Vala KURTİZ, kolları sıvamış.
Derler ki bu Kaymakam bir amele gibi çalışmış.
Yapılan stadın çok yakınında bir de Rasim Dokur Fabrikası var.
Bu stat yapılırken zeminine bu fabrikadan yanmış kömürleri getirin üstün döşeyin demiş ve döşendikten sonra üstüne toprak döşetmiş.
Efendim maksadı neymiş biliyor musunuz?
Yağmur yağdığı zaman stadın içine hiç yağmur suyu birikmezmiş.
Gerçektende birikmezdi.
Stadın çayırı da hep yeşil kalırdı.
O tarihte yaşayanlar şöyle anlatırlar.
Kaymakam Vala Kurt iz bir işçi gibi burada çalışırmış.
Tarsus stadının yıllarca içine su birikmezdi.
Efendi, yıllar sonra sordum.
Tarsuslu Atlet Hasan Ülkü (Arap Hasan) bu hatıratı bana anlamıştı.
Hasan Ülkü Tarsus Belediyesinde aynı zamanda başarılı bir muhasipti.
Her gelen müfettişler, teftişleri bittikten sonra Hasan Ülkü’ye takdir verirlerdi denilirdi.
Hasan Ülkü, aynı zamanda milli atletimizdi.
Mısırda kupa sahibi olmuş biriydi.
Tarsus stadının duvarına Belediye herkesin resmini yaptırdı ve Hasan Ülkü’nün, resmini yaptırtmadı.
Sordum ve el altından biri bana dedi ki.
Hasan Bey, CHP’li de ondan yaptırtmadı.
Hangi Belediye Başkanı?
Ben yazmak istemiyorum.
Bunları neden yazıyorum?
Herkes bilsin diye.
Mesela ben CHP’li olmadığım halde bunları yazıyorum.

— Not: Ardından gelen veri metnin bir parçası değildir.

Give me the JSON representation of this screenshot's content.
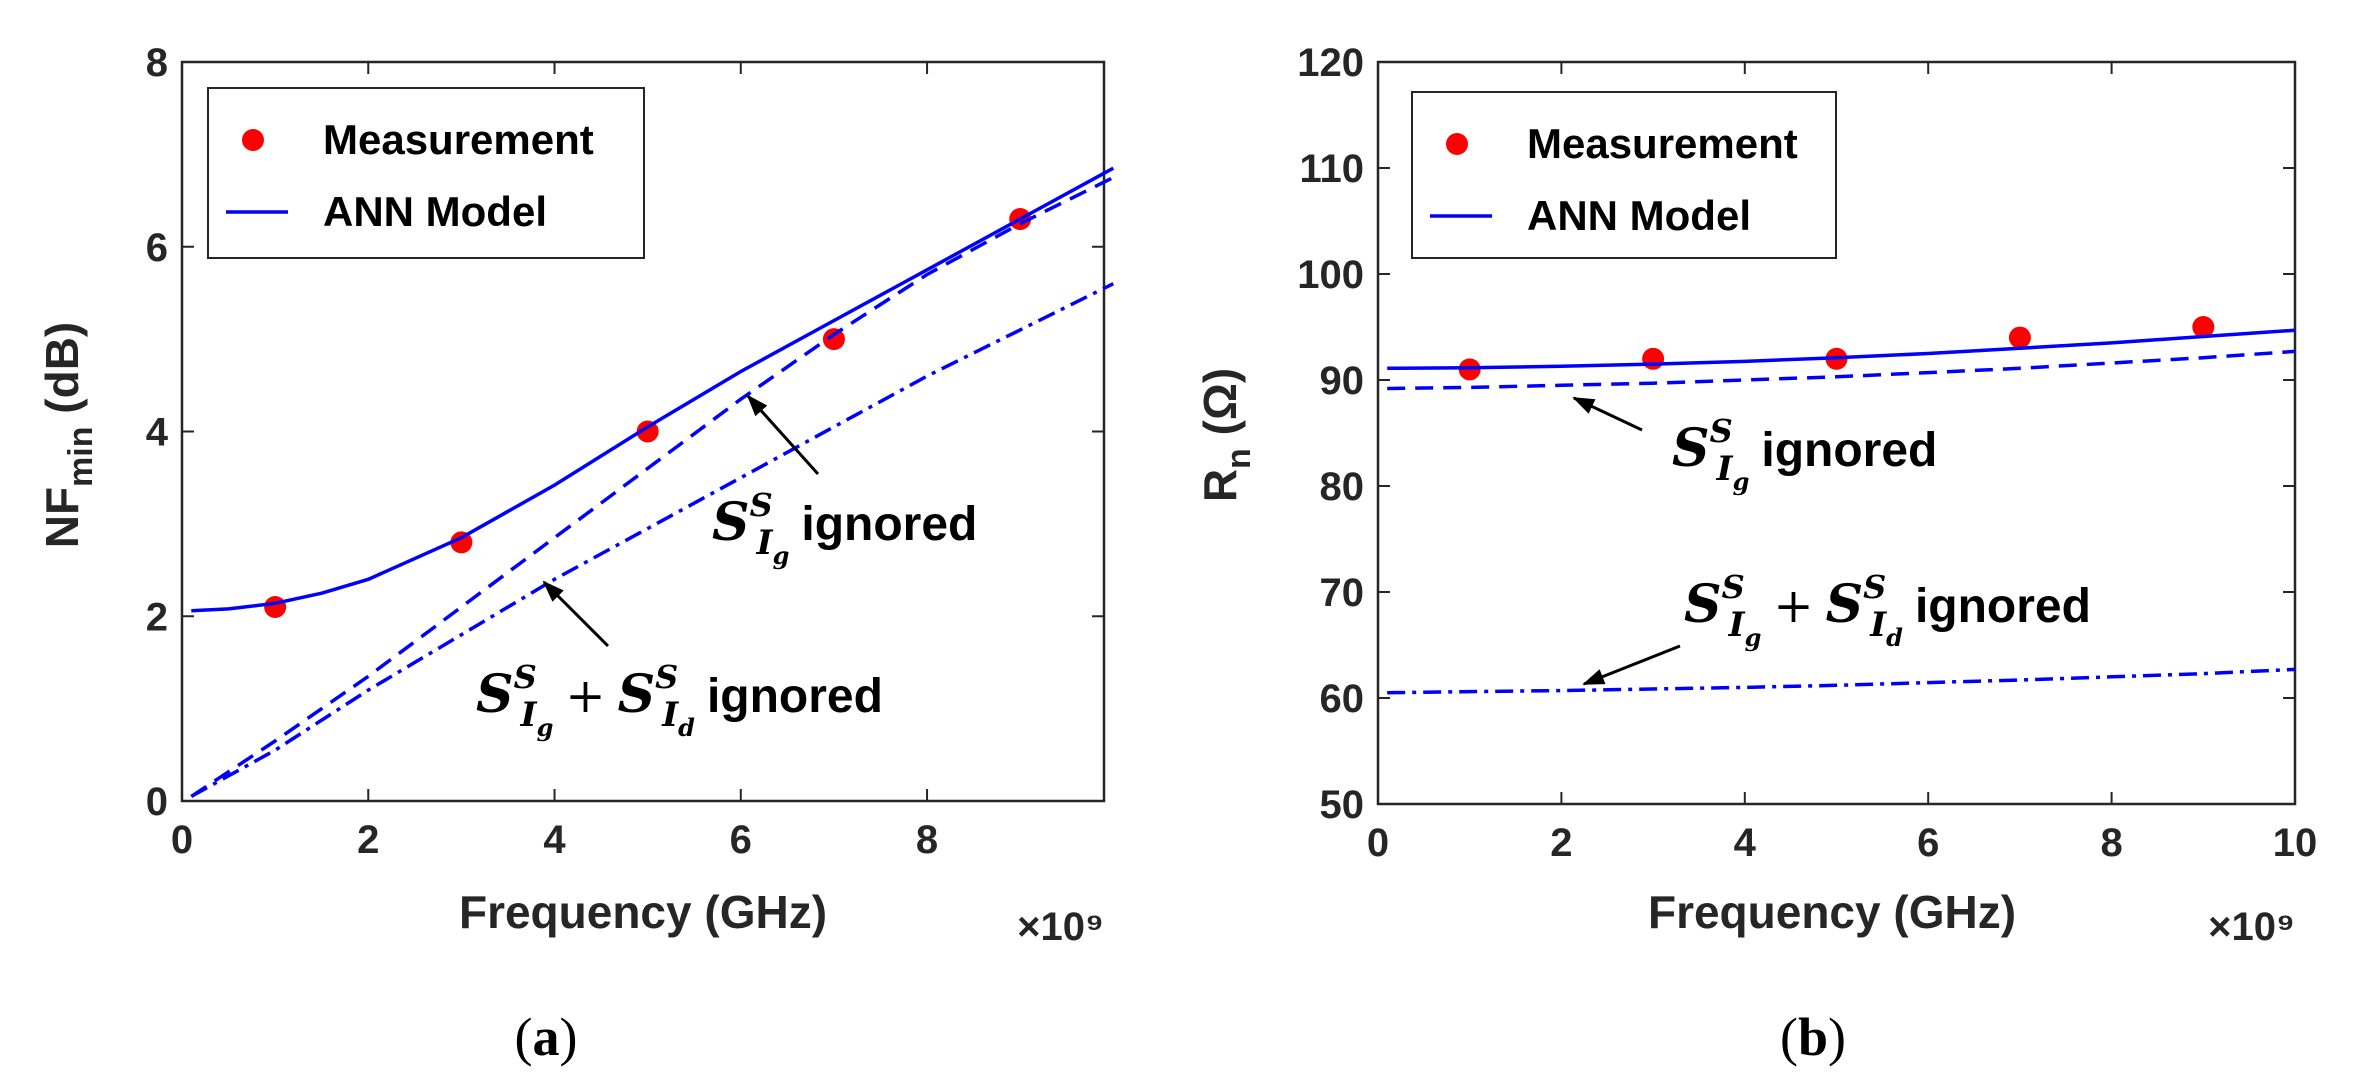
{
  "chart_data": [
    {
      "type": "line",
      "panel_label": "a",
      "xlabel": "Frequency (GHz)",
      "x_multiplier": "×10⁹",
      "ylabel_main": "NF",
      "ylabel_sub": "min",
      "ylabel_unit": "(dB)",
      "xlim": [
        0,
        10
      ],
      "ylim": [
        0,
        8
      ],
      "xticks": [
        0,
        2,
        4,
        6,
        8
      ],
      "yticks": [
        0,
        2,
        4,
        6,
        8
      ],
      "grid": false,
      "legend_position": "top-left",
      "legend": [
        "Measurement",
        "ANN Model"
      ],
      "series": [
        {
          "name": "Measurement",
          "kind": "scatter",
          "color": "#ff0000",
          "x": [
            1,
            3,
            5,
            7,
            9
          ],
          "y": [
            2.1,
            2.8,
            4.0,
            5.0,
            6.3
          ]
        },
        {
          "name": "ANN Model",
          "kind": "line",
          "style": "solid",
          "color": "#0000ff",
          "x": [
            0.1,
            0.5,
            1.0,
            1.5,
            2.0,
            3.0,
            4.0,
            5.0,
            6.0,
            7.0,
            8.0,
            9.0,
            10.0
          ],
          "y": [
            2.06,
            2.08,
            2.14,
            2.25,
            2.4,
            2.85,
            3.42,
            4.05,
            4.65,
            5.2,
            5.75,
            6.3,
            6.85
          ]
        },
        {
          "kind": "line",
          "style": "dashed",
          "color": "#0000ff",
          "x": [
            0.1,
            1.0,
            2.0,
            3.0,
            4.0,
            5.0,
            6.0,
            7.0,
            8.0,
            9.0,
            10.0
          ],
          "y": [
            0.05,
            0.65,
            1.35,
            2.1,
            2.85,
            3.6,
            4.35,
            5.05,
            5.7,
            6.25,
            6.75
          ]
        },
        {
          "kind": "line",
          "style": "dashdot",
          "color": "#0000ff",
          "x": [
            0.1,
            1.0,
            2.0,
            3.0,
            4.0,
            5.0,
            6.0,
            7.0,
            8.0,
            9.0,
            10.0
          ],
          "y": [
            0.05,
            0.55,
            1.2,
            1.8,
            2.4,
            2.95,
            3.5,
            4.05,
            4.6,
            5.1,
            5.6
          ]
        }
      ],
      "annotations": [
        {
          "id": "sig",
          "suffix": "ignored",
          "terms": [
            [
              "S",
              "S",
              "I",
              "g"
            ]
          ]
        },
        {
          "id": "sig-sid",
          "suffix": "ignored",
          "terms": [
            [
              "S",
              "S",
              "I",
              "g"
            ],
            [
              "S",
              "S",
              "I",
              "d"
            ]
          ],
          "operator": "+"
        }
      ]
    },
    {
      "type": "line",
      "panel_label": "b",
      "xlabel": "Frequency (GHz)",
      "x_multiplier": "×10⁹",
      "ylabel_main": "R",
      "ylabel_sub": "n",
      "ylabel_unit": "(Ω)",
      "xlim": [
        0,
        10
      ],
      "ylim": [
        50,
        120
      ],
      "xticks": [
        0,
        2,
        4,
        6,
        8,
        10
      ],
      "yticks": [
        50,
        60,
        70,
        80,
        90,
        100,
        110,
        120
      ],
      "grid": false,
      "legend_position": "top-left",
      "legend": [
        "Measurement",
        "ANN Model"
      ],
      "series": [
        {
          "name": "Measurement",
          "kind": "scatter",
          "color": "#ff0000",
          "x": [
            1,
            3,
            5,
            7,
            9
          ],
          "y": [
            91,
            92,
            92,
            94,
            95
          ]
        },
        {
          "name": "ANN Model",
          "kind": "line",
          "style": "solid",
          "color": "#0000ff",
          "x": [
            0.1,
            1,
            2,
            3,
            4,
            5,
            6,
            7,
            8,
            9,
            10
          ],
          "y": [
            91.1,
            91.15,
            91.3,
            91.5,
            91.75,
            92.1,
            92.5,
            93.0,
            93.5,
            94.1,
            94.7
          ]
        },
        {
          "kind": "line",
          "style": "dashed",
          "color": "#0000ff",
          "x": [
            0.1,
            1,
            2,
            3,
            4,
            5,
            6,
            7,
            8,
            9,
            10
          ],
          "y": [
            89.2,
            89.3,
            89.5,
            89.7,
            90.0,
            90.3,
            90.7,
            91.1,
            91.6,
            92.1,
            92.7
          ]
        },
        {
          "kind": "line",
          "style": "dashdot",
          "color": "#0000ff",
          "x": [
            0.1,
            1,
            2,
            3,
            4,
            5,
            6,
            7,
            8,
            9,
            10
          ],
          "y": [
            60.5,
            60.6,
            60.7,
            60.85,
            61.0,
            61.2,
            61.45,
            61.7,
            62.0,
            62.3,
            62.7
          ]
        }
      ],
      "annotations": [
        {
          "id": "sig",
          "suffix": "ignored",
          "terms": [
            [
              "S",
              "S",
              "I",
              "g"
            ]
          ]
        },
        {
          "id": "sig-sid",
          "suffix": "ignored",
          "terms": [
            [
              "S",
              "S",
              "I",
              "g"
            ],
            [
              "S",
              "S",
              "I",
              "d"
            ]
          ],
          "operator": "+"
        }
      ]
    }
  ]
}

Bu şehrin tarihini yazmak bizlerin borcudur.
Yazacak çok konular var.
Hep boş veriyoruz.
Evet, 23 NİSAN’da gezdim ve stadın etrafını gezince bunlar geldi aklıma.
Dolayısıyla Vala Kurtize bir de FATİHA okudum.
Bu şehrin siyasetçilerine de sesleniyorum.